“Years ago, researchers created very big diagnostic buckets based on one biomarker,” Stepp said. “And I thought there must actually be many smaller buckets because our testing was not sensitive enough.”
Presently, head and neck cancers have been grouped into two categories based on the presence of p16, a tumor suppressor protein. Tumors found positive for p16 are less aggressive than those without it, and they are treated accordingly, often with clinical trials using lower doses of radiotherapy.
Tumor testing has traditionally been done using immunohistochemistry stains. In Stepp’s study, tumors were tested using a method that looks at RNA gene expression in a high throughput manner. This method was pioneered at UNC by Chuck Perou, PhD, to study how certain breast cancers might respond to treatment. Stepp found a wide range of genetic expressions for tumors falling within the p16 positive bucket.

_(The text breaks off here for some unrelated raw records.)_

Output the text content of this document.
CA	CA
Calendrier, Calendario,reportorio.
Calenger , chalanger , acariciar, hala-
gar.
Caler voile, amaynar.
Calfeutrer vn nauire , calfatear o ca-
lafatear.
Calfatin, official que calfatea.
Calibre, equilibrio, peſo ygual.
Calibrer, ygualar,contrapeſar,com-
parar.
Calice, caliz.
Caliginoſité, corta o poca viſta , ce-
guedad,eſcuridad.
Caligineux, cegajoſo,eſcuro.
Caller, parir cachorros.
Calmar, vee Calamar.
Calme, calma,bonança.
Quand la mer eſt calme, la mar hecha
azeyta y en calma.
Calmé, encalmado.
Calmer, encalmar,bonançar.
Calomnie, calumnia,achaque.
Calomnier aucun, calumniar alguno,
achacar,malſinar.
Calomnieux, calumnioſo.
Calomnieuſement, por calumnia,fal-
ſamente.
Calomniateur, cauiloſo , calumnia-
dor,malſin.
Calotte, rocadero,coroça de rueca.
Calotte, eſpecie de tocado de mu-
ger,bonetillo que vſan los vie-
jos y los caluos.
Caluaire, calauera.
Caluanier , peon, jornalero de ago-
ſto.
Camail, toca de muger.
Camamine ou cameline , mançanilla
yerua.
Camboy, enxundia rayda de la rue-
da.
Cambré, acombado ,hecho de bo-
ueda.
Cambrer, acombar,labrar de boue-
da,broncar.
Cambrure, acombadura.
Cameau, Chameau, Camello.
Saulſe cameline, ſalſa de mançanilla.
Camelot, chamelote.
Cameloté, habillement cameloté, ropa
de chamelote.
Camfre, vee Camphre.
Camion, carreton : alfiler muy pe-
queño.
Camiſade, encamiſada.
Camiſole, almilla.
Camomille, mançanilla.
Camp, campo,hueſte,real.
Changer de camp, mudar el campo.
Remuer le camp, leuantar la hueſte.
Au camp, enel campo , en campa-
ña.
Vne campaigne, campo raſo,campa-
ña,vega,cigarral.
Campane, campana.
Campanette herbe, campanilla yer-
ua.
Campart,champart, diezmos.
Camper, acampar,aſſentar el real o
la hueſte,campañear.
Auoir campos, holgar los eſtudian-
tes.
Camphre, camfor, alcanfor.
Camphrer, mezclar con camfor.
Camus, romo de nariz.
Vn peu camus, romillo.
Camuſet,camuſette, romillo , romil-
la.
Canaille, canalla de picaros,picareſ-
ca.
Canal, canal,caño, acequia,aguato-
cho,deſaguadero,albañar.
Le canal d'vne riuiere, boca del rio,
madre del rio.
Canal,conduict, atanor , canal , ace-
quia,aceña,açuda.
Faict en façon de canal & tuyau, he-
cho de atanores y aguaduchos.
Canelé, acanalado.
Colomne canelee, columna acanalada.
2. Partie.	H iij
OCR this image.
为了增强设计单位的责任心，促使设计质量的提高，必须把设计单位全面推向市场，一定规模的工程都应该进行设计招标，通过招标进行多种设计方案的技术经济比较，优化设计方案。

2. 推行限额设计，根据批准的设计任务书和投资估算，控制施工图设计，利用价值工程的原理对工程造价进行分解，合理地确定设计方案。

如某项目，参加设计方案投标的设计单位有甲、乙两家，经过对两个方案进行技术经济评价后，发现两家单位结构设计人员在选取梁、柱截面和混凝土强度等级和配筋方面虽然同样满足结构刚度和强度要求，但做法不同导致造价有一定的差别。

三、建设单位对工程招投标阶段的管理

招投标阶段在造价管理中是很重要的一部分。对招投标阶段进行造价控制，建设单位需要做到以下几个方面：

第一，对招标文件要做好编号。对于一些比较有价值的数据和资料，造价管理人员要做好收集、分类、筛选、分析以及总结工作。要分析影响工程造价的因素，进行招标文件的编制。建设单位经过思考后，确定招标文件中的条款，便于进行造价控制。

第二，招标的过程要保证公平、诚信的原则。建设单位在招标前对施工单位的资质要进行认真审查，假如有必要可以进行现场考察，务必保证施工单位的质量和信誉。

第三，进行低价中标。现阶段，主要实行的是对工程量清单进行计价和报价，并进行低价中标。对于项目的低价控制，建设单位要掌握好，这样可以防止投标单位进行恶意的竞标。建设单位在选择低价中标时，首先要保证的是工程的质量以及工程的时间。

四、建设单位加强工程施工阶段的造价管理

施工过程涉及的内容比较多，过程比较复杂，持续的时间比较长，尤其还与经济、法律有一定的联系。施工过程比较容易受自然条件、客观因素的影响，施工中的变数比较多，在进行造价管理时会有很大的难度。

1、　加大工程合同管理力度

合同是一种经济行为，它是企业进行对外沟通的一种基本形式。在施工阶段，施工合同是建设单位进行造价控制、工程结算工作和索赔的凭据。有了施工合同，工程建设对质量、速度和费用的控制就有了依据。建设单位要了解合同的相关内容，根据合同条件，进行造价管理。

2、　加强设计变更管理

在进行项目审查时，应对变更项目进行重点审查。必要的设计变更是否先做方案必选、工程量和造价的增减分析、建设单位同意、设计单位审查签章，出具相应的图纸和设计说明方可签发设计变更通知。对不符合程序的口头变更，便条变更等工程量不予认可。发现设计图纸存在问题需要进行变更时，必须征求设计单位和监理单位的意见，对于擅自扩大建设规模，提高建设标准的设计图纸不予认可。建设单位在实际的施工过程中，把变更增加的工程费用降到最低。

“At the genetic level, we found that although these tumors were p16 positive, they all had different microexpressions that differentiated them from each other,” Stepp said.
Stepp used these results to determine the relative aggressiveness of a tumor based on certain genetic markers. With a more specific tumor phenotype, physicians can better determine a course of treatment.
“Ultimately, we’d like to be able to say which treatment modality a patient will best respond to and the likelihood of recurrence,” Stepp said. “We’re trying to individualize the treatment of head and neck cancers. That’s the big picture.”
This proof of concept study was conducted in 21 patients and Stepp is working now on an expanded study to validate these results.
This kind of clinical research with immediate relevance in patient care is the type of science that drew Stepp to medical school after he completed his doctoral studies at Georgetown University, where he focused on HPV. He remembers a transformative experience that began to steer him towards medical school. While working on a research project at the NIH Clinical Center, Stepp entered a patient’s room to collect samples to bring back to the lab. In the room, Stepp found a shy 13-year-old girl, covered in warts caused by HPV. Upon his entering the room, the girl burst into tears.
“I was there to do my work and just collect some samples,” Stepp said. “But that experience really made clear that there is a human side to everything we do in the lab.”
He applied for and was awarded an NIH PhD to MD Training grant, which led him to UNC.
His background in HPV-related research and the increase in HPV-driven head and neck cancers sparked his interest in Otolaryngology. When he had an idea for this particular research project, he approached Harold Pillsbury, MD, chair of the department of otolaryngology/head and neck surgery, who suggested he work with Jose Zevallos, MD, MPH, a head and neck surgeon who has since left UNC and is now on faculty at Washington University in St. Louis.
“I began speaking to Jose about the project and because of my PhD background he sort of gave me the reins,” Stepp said.
After Zevallos left UNC, Stepp began working with Trevor Hackman, MD, associate professor of otolaryngology/head and neck surgery, who remains Stepp’s primary research advisor.
“Dr. Hackman has provided great guidance on how the science fits with the actual medicine,” Stepp said. “He’s been a great clinical shepherd for this work.”
As Stepp thinks about this work and what might come next, he remembers back to when he first decided to apply to medical school and the questions he got about changing the course of his career. During his time at UNC School of Medicine, those answers have gained even greater clarity.
“Every day I have the opportunity to see patients and hopefully make an impact on their lives,” Stepp said. “I’m as much of a lab body. What I enjoy about medicine is getting to meet people and learn about them.”
As he continues this line of research, he hopes to expand the use of his testing method to maximize the effectiveness of treatments for head and neck cancers.
“The home run will be when we can prove this test shows what sort of treatment a patient needs to have the best shot at remission or of not having cancer anymore,” Stepp said.
This research was funded by the National Institutes of Health. Co-authors include: Zevallos, Hackman, Douglas Farquhar, MD, Siddharth Sheth, MD, Angela Mazul, PhD, Mohammed Mamdani, MD, PhD, and D. Neil Hayes, MD.